Conte Sardagna Ferrari etc nullatenente con castello, ville, elicottero

Conte Sardagna Ferrari etc nullatenente con castello, ville, elicottero
Conte Sardagna Ferrari etc nullatenente con castello, ville, elicottero

ROMA – Una vita di stenti passata ad arrangiarsi tra ville abusive, elicotteri con tanto di insegne nobiliari, un castello e una ricca, forse inconsapevolmente ricca servitù cui intestava il tutto per non avere contatti “plebei” con quelli del Fisco. E’ la biografia fiscale appunto del conte Fabrizio Sardagna Ferrari von Neuburg und Hohenstein (quattro cognomi quattro), diretto discendente dunque della contessa Serbelloni Mazzanti vien dal Mare di fantozziana memoria a giudicare dalla rotondità del nome.
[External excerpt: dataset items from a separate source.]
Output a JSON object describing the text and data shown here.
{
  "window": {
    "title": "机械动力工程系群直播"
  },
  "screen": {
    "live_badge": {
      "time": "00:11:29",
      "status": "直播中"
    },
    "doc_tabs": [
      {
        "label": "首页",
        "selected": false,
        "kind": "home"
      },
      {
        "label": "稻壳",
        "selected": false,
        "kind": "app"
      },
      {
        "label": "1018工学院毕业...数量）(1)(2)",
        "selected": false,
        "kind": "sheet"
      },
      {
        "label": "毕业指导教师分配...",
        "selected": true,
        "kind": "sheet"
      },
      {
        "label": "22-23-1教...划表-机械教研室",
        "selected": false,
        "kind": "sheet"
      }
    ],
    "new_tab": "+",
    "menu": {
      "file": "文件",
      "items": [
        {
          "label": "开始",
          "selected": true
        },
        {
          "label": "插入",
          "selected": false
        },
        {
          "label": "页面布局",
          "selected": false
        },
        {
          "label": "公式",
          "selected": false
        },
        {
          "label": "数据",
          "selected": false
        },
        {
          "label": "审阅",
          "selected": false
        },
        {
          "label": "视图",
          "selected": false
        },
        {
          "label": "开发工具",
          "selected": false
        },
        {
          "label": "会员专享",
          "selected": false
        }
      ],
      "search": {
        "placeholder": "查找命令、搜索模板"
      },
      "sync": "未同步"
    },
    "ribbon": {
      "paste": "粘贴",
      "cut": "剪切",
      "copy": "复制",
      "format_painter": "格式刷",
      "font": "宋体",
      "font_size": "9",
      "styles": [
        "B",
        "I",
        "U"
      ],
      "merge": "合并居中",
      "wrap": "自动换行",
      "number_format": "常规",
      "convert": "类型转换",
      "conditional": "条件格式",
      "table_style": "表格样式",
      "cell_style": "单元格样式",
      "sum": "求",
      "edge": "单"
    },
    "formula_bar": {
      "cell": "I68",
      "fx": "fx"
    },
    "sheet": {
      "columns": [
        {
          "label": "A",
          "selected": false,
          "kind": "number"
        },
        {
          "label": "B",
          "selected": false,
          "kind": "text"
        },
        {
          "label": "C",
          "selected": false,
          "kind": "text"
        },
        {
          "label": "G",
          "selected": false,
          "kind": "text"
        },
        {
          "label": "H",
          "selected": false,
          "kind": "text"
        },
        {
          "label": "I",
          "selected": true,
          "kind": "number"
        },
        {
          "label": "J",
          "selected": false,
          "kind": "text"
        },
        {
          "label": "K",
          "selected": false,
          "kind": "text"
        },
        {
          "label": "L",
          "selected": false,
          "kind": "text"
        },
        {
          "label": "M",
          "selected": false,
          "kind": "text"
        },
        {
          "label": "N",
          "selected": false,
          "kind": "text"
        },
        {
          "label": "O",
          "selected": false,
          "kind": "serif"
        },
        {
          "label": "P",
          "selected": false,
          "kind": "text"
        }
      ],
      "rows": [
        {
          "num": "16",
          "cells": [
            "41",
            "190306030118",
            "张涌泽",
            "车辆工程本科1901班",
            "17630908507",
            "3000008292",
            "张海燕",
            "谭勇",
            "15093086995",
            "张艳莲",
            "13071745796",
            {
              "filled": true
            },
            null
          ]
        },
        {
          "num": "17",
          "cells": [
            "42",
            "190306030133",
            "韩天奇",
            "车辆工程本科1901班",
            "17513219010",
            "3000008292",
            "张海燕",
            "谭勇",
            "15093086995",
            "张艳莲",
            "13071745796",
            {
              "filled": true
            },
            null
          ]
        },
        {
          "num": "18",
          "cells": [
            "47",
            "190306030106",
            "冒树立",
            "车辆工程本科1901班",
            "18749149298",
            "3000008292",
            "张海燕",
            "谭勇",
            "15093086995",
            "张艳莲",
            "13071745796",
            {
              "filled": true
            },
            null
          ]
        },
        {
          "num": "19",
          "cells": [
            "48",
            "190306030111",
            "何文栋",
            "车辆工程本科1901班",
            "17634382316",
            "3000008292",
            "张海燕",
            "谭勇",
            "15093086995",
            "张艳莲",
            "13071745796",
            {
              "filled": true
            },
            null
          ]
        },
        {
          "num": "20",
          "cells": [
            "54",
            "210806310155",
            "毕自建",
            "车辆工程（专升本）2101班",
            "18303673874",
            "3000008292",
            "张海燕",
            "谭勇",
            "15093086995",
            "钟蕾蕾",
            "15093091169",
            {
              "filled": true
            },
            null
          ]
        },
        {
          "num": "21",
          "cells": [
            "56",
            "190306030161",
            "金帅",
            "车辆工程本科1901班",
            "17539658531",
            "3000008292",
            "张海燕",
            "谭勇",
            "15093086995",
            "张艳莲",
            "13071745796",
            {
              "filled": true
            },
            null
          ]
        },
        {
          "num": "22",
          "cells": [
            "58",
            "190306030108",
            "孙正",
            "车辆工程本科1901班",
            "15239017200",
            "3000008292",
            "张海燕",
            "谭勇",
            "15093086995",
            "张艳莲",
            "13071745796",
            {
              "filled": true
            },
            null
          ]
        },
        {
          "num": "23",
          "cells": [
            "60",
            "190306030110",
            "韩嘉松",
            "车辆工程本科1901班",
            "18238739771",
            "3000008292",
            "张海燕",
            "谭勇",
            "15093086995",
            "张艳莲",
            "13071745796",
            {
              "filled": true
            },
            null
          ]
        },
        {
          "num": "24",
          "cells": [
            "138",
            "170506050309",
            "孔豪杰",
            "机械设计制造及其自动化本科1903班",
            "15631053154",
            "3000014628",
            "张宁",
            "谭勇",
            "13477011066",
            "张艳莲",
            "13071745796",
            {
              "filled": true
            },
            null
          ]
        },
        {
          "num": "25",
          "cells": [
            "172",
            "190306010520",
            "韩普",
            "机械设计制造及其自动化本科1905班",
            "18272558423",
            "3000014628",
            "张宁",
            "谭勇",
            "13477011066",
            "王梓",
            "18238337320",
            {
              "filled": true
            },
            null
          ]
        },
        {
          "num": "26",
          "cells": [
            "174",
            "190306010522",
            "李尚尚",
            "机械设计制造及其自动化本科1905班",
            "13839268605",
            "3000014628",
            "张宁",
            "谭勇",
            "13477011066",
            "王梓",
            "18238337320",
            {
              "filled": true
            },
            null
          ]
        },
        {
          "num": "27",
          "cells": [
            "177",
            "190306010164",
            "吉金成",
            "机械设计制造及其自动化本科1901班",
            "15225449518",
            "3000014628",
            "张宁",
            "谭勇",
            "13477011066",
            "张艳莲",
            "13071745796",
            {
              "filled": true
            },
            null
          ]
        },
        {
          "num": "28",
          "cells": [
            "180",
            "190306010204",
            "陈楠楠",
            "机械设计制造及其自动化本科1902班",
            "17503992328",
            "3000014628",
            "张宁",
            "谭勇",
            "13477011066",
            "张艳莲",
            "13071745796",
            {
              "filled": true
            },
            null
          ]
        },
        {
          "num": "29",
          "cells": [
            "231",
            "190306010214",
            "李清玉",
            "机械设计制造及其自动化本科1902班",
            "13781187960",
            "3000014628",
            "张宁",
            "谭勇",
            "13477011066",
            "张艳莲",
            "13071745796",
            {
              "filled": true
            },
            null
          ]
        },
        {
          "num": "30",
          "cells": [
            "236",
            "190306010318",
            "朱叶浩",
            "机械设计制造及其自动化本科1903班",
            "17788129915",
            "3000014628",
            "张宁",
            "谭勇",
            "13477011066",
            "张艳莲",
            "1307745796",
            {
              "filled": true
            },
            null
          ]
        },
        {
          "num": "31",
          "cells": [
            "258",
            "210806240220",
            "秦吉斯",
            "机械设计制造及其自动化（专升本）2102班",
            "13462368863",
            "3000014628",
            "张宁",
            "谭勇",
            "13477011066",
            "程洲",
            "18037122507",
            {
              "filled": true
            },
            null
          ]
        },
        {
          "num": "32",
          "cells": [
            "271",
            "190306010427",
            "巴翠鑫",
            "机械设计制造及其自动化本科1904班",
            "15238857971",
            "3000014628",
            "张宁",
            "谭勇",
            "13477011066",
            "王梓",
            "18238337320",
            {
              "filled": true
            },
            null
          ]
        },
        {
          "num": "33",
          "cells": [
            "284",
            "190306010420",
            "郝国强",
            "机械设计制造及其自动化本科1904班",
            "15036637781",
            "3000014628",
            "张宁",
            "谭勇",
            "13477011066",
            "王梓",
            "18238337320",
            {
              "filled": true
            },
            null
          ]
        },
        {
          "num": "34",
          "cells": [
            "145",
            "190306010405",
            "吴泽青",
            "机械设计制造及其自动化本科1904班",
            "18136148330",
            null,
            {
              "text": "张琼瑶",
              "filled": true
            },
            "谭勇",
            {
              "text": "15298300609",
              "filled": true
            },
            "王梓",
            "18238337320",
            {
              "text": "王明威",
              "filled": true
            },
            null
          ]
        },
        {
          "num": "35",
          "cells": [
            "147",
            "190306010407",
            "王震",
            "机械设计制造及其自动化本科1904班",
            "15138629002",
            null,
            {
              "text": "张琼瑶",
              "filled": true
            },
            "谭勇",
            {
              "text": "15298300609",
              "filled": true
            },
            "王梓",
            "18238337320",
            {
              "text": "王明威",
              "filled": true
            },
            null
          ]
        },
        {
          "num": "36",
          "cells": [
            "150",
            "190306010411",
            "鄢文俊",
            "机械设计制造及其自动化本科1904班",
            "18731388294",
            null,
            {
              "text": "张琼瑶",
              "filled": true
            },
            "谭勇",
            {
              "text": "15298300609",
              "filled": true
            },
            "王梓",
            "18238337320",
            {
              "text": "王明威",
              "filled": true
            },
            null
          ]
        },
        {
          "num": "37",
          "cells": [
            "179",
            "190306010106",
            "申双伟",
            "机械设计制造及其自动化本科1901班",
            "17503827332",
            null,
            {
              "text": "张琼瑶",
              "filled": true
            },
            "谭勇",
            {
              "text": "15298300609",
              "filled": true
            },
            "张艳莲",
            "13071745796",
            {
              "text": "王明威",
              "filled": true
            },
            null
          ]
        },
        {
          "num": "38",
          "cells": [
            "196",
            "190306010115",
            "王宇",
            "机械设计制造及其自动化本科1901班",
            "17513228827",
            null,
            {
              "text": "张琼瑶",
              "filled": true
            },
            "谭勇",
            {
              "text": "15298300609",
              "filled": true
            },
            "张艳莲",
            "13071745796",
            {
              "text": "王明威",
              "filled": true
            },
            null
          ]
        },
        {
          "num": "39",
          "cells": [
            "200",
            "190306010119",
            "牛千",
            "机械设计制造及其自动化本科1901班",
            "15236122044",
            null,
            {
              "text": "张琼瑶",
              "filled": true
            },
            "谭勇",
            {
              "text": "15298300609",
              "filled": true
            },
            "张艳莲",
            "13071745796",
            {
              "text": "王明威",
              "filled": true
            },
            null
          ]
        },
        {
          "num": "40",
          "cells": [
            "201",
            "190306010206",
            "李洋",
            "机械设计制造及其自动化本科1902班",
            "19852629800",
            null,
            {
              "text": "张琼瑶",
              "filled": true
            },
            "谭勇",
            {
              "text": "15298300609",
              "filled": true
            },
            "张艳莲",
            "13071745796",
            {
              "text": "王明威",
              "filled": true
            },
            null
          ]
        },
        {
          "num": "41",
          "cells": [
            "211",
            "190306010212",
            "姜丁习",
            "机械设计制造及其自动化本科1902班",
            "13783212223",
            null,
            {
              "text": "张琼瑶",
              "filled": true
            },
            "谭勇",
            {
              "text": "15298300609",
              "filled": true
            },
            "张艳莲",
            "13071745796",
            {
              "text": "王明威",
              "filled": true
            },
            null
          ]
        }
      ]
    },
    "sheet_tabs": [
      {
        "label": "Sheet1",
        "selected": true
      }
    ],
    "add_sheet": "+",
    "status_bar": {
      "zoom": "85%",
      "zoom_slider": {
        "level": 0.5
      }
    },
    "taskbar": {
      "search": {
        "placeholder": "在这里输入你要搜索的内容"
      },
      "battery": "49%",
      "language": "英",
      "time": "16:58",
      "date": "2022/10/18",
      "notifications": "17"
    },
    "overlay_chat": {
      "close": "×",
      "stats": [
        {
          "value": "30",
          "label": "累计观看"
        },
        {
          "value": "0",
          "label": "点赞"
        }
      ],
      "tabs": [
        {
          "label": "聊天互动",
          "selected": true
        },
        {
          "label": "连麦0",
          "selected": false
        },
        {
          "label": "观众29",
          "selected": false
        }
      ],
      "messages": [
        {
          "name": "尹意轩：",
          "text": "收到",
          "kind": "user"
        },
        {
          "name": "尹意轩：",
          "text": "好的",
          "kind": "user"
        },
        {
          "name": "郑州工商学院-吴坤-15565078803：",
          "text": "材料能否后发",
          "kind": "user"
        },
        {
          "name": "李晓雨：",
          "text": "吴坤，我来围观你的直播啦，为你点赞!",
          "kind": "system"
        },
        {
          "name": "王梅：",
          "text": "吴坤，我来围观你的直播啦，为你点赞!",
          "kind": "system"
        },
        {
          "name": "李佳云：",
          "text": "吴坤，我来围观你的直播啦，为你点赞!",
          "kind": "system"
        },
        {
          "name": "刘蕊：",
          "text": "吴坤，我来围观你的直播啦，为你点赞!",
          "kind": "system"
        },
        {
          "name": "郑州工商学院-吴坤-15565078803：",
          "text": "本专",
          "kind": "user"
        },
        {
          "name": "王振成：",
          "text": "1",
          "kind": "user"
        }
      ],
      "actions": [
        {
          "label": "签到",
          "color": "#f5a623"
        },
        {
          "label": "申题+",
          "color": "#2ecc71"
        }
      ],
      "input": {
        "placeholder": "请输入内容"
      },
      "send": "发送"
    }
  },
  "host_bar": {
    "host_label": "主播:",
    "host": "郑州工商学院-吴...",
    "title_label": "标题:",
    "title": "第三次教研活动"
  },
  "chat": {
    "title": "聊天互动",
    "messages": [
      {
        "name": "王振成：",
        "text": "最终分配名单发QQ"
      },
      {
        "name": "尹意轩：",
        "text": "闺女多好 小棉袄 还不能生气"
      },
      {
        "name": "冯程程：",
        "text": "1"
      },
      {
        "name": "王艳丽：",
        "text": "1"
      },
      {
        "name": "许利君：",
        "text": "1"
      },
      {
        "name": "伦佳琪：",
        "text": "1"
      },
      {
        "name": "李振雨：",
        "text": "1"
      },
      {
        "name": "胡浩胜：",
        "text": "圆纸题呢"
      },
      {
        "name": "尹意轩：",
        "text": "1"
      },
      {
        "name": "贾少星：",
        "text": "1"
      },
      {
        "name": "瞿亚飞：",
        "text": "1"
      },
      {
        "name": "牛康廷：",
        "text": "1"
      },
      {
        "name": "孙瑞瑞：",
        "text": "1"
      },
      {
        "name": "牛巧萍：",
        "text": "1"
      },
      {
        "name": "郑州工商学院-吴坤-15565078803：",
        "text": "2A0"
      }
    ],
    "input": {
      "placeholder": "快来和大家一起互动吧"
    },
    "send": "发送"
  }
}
Rotondità che rivela inequivocabilmente le nobili origini del ‘povero’ conte che, di nobile, sembra proprio aver soprattutto i natali ma non certo il civismo. Neanche il minino sindacale di pudore e di onestà contributiva se le accuse, assai circostanziate, corrispondono a realtà quelle. Per il fisco era infatti il Sardagna Ferrari von Neuburg und Hohenstein nullatenente. Così si dichiarava. Niente castelli, niente ville, niente reddito ma un giardiniere e una domestica intestatari di società lussemburghesi e inglesi dal cospicuo capitale immobiliare. Dodici ville di cui sette all’Argentario, abusive manco a dirlo.

Quella del conte è una storia che sa di ‘italians’, nel senso che il novello Serbelloni Mazzanti incarna, evidentemente in versione economicamente extra large, il tipico comportamento di una evoluzione diffusa dell’italiano contemporaneo. Quell’italiano per cui la furbizia è una virtù e trovare il modo di fregare il prossimo, poco importa se questo è lo Stato, anzi meglio, un dono. E a fregare il prossimo, almeno stando a quanto ricostruito dalla Guardia di Finanza, il conte Sardagna deve aver dedicato più o meno tutta la sua vita. Tra l’altro, almeno sino a quando non è stato ‘beccato’, con risultati di tutto rispetto.

Il suddetto era infatti proprietario del castello di Tor Crescenza, un maniero del XV secolo alle porte di Roma, cinque ville nel Parco di Veio per un’estensione di 4000 metri quadri e altre sette ville costruite, ovviamente abusivamente, a ridosso del mare all’Argentario. Proprietà che comprensibilmente, sia in quanto nullatenente sia perché credibilmente sprovvisto del dono dell’ubiquità, il conte non sfruttava per i suoi minimi bisogni. Ma le affittava invece a celebrità o per sontuosi matrimoni di personaggi dello sport e dello spettacolo. Attività abbastanza fruttuosa se si considera che dai riscontri ottenuti dalla Guardia di Finanza, tra il 2011 e il 2014, avrebbe fruttato al nobile circa 12 milioni di euro mai dichiarati all’Erario. Oltre a 300.000 euro d’imposta municipale unica dovuta e mai versata nelle casse comunali.

Ma Sardagna eccetera eccetera era come detto nullatenente, e tecnicamente non era infatti proprietario di nessuno dei beni in questione. Ma lo erano, guarda alle volte la casualità, due suoi domestici. Provato dal duro confronto con una servitù così più fortunata del suo datore di lavoro, il conte ha poi riversato la sua frustrazione nella vita sentimentale beccandosi una condanna per stalking nei confronti della moglie, la principessa Sofia Borghese, figlia di Scipione, discendente diretto di papa Paolo V.

Da anni infatti il castello di Tor Crescenza, quello non suo, era teatro di scenate furibonde tra i due coniugi, complice un ritorno di fiamma della principessa per il suo amore adolescenziale: Francesco Maria De Vito Piscicelli, l’imprenditore balzato agli onori delle cronache per la famosa intercettazione in cui rideva nel letto pensando agli affari che avrebbe fatto a seguito del terremoto dell’Aquila. E complice l’indole irosa del conte, che tra bottiglie e bicchieri lanciati alla moglie, è stato accusato anche di aver dato fuoco al suo elicottero all’epoca usato proprio da Piscicelli. Ora al conte nullatenente sono stati sequestrati beni mobili e immobili. Un sequestro preventivo ordinato dal Gip di Roma per un valore di qualche milione di euro. Chissà come la prenderanno il giardiniere e la domestica.